Technology Staff Develop New Video Restoration Software
While the vast majority of USC Shoah Foundation’s testimonies can be viewed at 48 sites all over the world, some of the 235,005 tapes that make up the Visual History Archive have been rendered unwatchable – a consequence of faulty recording and 20-year-old technology. But thanks to the efforts of a few of USC Shoah Foundation’s Information Technology Services (ITS) staff, that’s about to change.
ITS completed its Preservation Project in June 2012, in which all 52,000 testimonies, originally recorded on Betacam SP videotapes between 1994 and 1999, were digitized into a variety of commonly-used formats.
ITS staff then embarked on the Restoration Project, which aims to perform additional repairs on the approximately 5 percent of tapes that have audio or visual problems. The project will be complete around July 2014.
However, some of these tapes were seemingly damaged beyond repair. The original recordings used interlaced video, in which each frame of video is made up of two separate fields recorded with separate heads in the video camera. If one head failed to record properly, leaving only one field, ITS could restore the video. But if both heads failed, the video could not be fixed.
Ryan Fenton-Strauss, video archive and post-production manager at ITS, was tasked with researching video restoration techniques currently being used in the motion picture industry. He found that there were very few existing options for restoring tape-based material.
“It seemed terribly unfortunate that after a survivor had lived through the Holocaust and poured his or her heart into a testimony, that parts of it would be lost due to a technical problem during the recording process,” Fenton-Strauss said.
However, Fenton-Strauss had an epiphany while sorting family photos with Google’s Picasa tool. He noticed that Picasa’s facial recognition software was so powerful that it could recognize his six-year-old daughter as a baby.
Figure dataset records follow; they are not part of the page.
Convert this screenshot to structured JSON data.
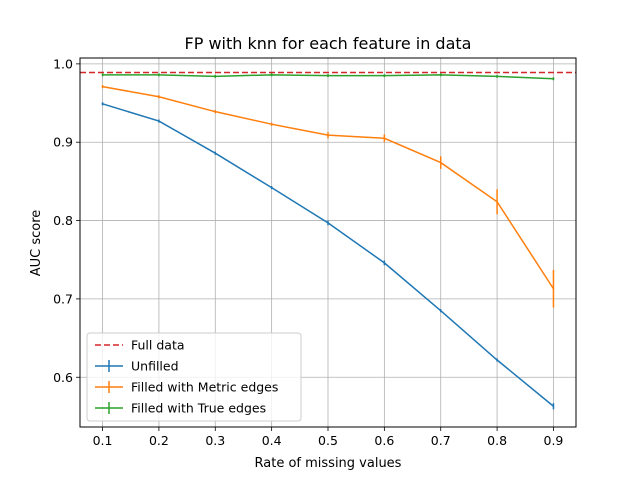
{
  "chart_data": {
    "type": "line",
    "title": "FP with knn for each feature in data",
    "xlabel": "Rate of missing values",
    "ylabel": "AUC score",
    "x": [
      0.1,
      0.2,
      0.3,
      0.4,
      0.5,
      0.6,
      0.7,
      0.8,
      0.9
    ],
    "xticks": [
      "0.1",
      "0.2",
      "0.3",
      "0.4",
      "0.5",
      "0.6",
      "0.7",
      "0.8",
      "0.9"
    ],
    "yticks": [
      "0.6",
      "0.7",
      "0.8",
      "0.9",
      "1.0"
    ],
    "xlim": [
      0.06,
      0.94
    ],
    "ylim": [
      0.5365,
      1.0075
    ],
    "grid": true,
    "legend_position": "lower-left",
    "reference_line": {
      "name": "Full data",
      "value": 0.989,
      "color": "#d62728",
      "style": "dashed"
    },
    "series": [
      {
        "name": "Unfilled",
        "color": "#1f77b4",
        "values": [
          0.949,
          0.927,
          0.886,
          0.842,
          0.797,
          0.746,
          0.685,
          0.622,
          0.563
        ],
        "errors": [
          0.002,
          0.002,
          0.002,
          0.002,
          0.003,
          0.003,
          0.002,
          0.002,
          0.004
        ]
      },
      {
        "name": "Filled with Metric edges",
        "color": "#ff7f0e",
        "values": [
          0.971,
          0.958,
          0.939,
          0.923,
          0.909,
          0.905,
          0.874,
          0.824,
          0.713
        ],
        "errors": [
          0.002,
          0.002,
          0.002,
          0.002,
          0.004,
          0.005,
          0.008,
          0.016,
          0.024
        ]
      },
      {
        "name": "Filled with True edges",
        "color": "#2ca02c",
        "values": [
          0.986,
          0.986,
          0.984,
          0.986,
          0.985,
          0.985,
          0.986,
          0.984,
          0.981
        ],
        "errors": [
          0.001,
          0.001,
          0.001,
          0.001,
          0.001,
          0.001,
          0.001,
          0.001,
          0.001
        ]
      }
    ]
  }
}
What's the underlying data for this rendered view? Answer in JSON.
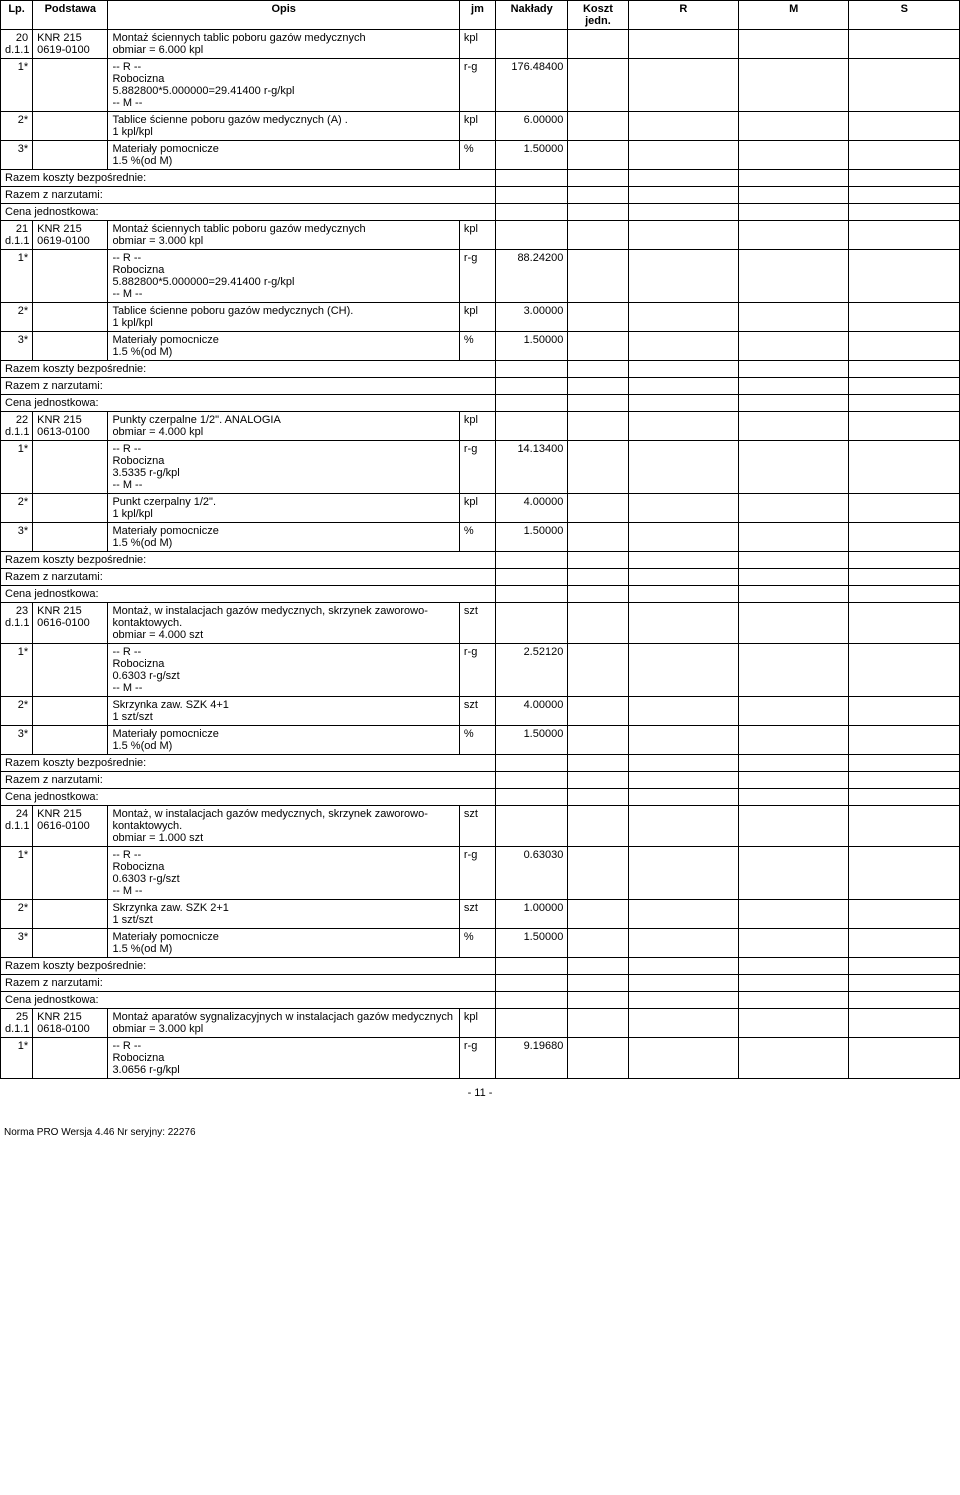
{
  "headers": {
    "lp": "Lp.",
    "podstawa": "Podstawa",
    "opis": "Opis",
    "jm": "jm",
    "naklady": "Nakłady",
    "koszt": "Koszt jedn.",
    "r": "R",
    "m": "M",
    "s": "S"
  },
  "summary_labels": {
    "razem_bez": "Razem koszty bezpośrednie:",
    "razem_narz": "Razem z narzutami:",
    "cena": "Cena jednostkowa:"
  },
  "items": [
    {
      "lp": "20 d.1.1",
      "podstawa": "KNR 215 0619-0100",
      "opis_main": "Montaż ściennych tablic poboru gazów medycznych\nobmiar = 6.000 kpl",
      "jm_main": "kpl",
      "sub": [
        {
          "lp": "1*",
          "opis": "-- R --\nRobocizna\n5.882800*5.000000=29.41400 r-g/kpl\n-- M --",
          "jm": "r-g",
          "naklady": "176.48400"
        },
        {
          "lp": "2*",
          "opis": "Tablice ścienne poboru gazów medycznych (A) .\n1 kpl/kpl",
          "jm": "kpl",
          "naklady": "6.00000"
        },
        {
          "lp": "3*",
          "opis": "Materiały pomocnicze\n1.5 %(od M)",
          "jm": "%",
          "naklady": "1.50000"
        }
      ]
    },
    {
      "lp": "21 d.1.1",
      "podstawa": "KNR 215 0619-0100",
      "opis_main": "Montaż ściennych tablic poboru gazów medycznych\nobmiar = 3.000 kpl",
      "jm_main": "kpl",
      "sub": [
        {
          "lp": "1*",
          "opis": "-- R --\nRobocizna\n5.882800*5.000000=29.41400 r-g/kpl\n-- M --",
          "jm": "r-g",
          "naklady": "88.24200"
        },
        {
          "lp": "2*",
          "opis": "Tablice ścienne poboru gazów medycznych (CH).\n1 kpl/kpl",
          "jm": "kpl",
          "naklady": "3.00000"
        },
        {
          "lp": "3*",
          "opis": "Materiały pomocnicze\n1.5 %(od M)",
          "jm": "%",
          "naklady": "1.50000"
        }
      ]
    },
    {
      "lp": "22 d.1.1",
      "podstawa": "KNR 215 0613-0100",
      "opis_main": "Punkty czerpalne 1/2\". ANALOGIA\nobmiar = 4.000 kpl",
      "jm_main": "kpl",
      "sub": [
        {
          "lp": "1*",
          "opis": "-- R --\nRobocizna\n3.5335 r-g/kpl\n-- M --",
          "jm": "r-g",
          "naklady": "14.13400"
        },
        {
          "lp": "2*",
          "opis": "Punkt czerpalny 1/2\".\n1 kpl/kpl",
          "jm": "kpl",
          "naklady": "4.00000"
        },
        {
          "lp": "3*",
          "opis": "Materiały pomocnicze\n1.5 %(od M)",
          "jm": "%",
          "naklady": "1.50000"
        }
      ]
    },
    {
      "lp": "23 d.1.1",
      "podstawa": "KNR 215 0616-0100",
      "opis_main": "Montaż, w instalacjach gazów medycznych, skrzynek zaworowo-kontaktowych.\nobmiar = 4.000 szt",
      "jm_main": "szt",
      "sub": [
        {
          "lp": "1*",
          "opis": "-- R --\nRobocizna\n0.6303 r-g/szt\n-- M --",
          "jm": "r-g",
          "naklady": "2.52120"
        },
        {
          "lp": "2*",
          "opis": "Skrzynka zaw. SZK 4+1\n1 szt/szt",
          "jm": "szt",
          "naklady": "4.00000"
        },
        {
          "lp": "3*",
          "opis": "Materiały pomocnicze\n1.5 %(od M)",
          "jm": "%",
          "naklady": "1.50000"
        }
      ]
    },
    {
      "lp": "24 d.1.1",
      "podstawa": "KNR 215 0616-0100",
      "opis_main": "Montaż, w instalacjach gazów medycznych, skrzynek zaworowo-kontaktowych.\nobmiar = 1.000 szt",
      "jm_main": "szt",
      "sub": [
        {
          "lp": "1*",
          "opis": "-- R --\nRobocizna\n0.6303 r-g/szt\n-- M --",
          "jm": "r-g",
          "naklady": "0.63030"
        },
        {
          "lp": "2*",
          "opis": "Skrzynka zaw. SZK 2+1\n1 szt/szt",
          "jm": "szt",
          "naklady": "1.00000"
        },
        {
          "lp": "3*",
          "opis": "Materiały pomocnicze\n1.5 %(od M)",
          "jm": "%",
          "naklady": "1.50000"
        }
      ]
    },
    {
      "lp": "25 d.1.1",
      "podstawa": "KNR 215 0618-0100",
      "opis_main": "Montaż aparatów sygnalizacyjnych w instalacjach gazów medycznych\nobmiar = 3.000 kpl",
      "jm_main": "kpl",
      "sub": [
        {
          "lp": "1*",
          "opis": "-- R --\nRobocizna\n3.0656 r-g/kpl",
          "jm": "r-g",
          "naklady": "9.19680"
        }
      ],
      "no_summary": true
    }
  ],
  "footer": {
    "pagenum": "- 11 -",
    "norma": "Norma PRO Wersja 4.46 Nr seryjny: 22276"
  }
}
“I realized then that if we could automate the process of identifying the "good" and "bad" images using image recognition software, then we could correct some of our most difficult video problems,” Fenton-Strauss said.
He realized that if he broke up the video fields into a sequence of still images, he might then be able to isolate the "bad" images and replace them with the nearest previous "good" image.
Fenton-Strauss worked with ITS intern Sindhu Jagadeesh over the course of a semester to write the software that would fill in the missing images and sort through the difficult workflow challenges of manipulating so many images. They produced their first video and prototype of the image-recognition technique.
This semester, Fenton-Strauss has continued refining the technique with the help of intern Ivan Alberto Trujillo Priego, a graduate student in biomedical engineering.
“He would stand in our machine room for hours, troubleshooting and correcting videos using the video hardware solution,” Fenton-Strauss said. “He had a really good intuition for the project and he seemed to truly enjoy the process. “
While Picasa’s image recognition software could help correct some of the videos, others still required hours of manually sifting through the photos. Priego suggested that they use a more powerful image recognition system that he had used for his undergraduate thesis to sort through the images.
So far, Priego has replicated the workflow within the image recognition environment of National Instruments Vision Builder, and he and Fenton-Strauss have now restored three videos using almost no manual labor.
Fenton-Strauss said he hopes to go into production with this system early next year.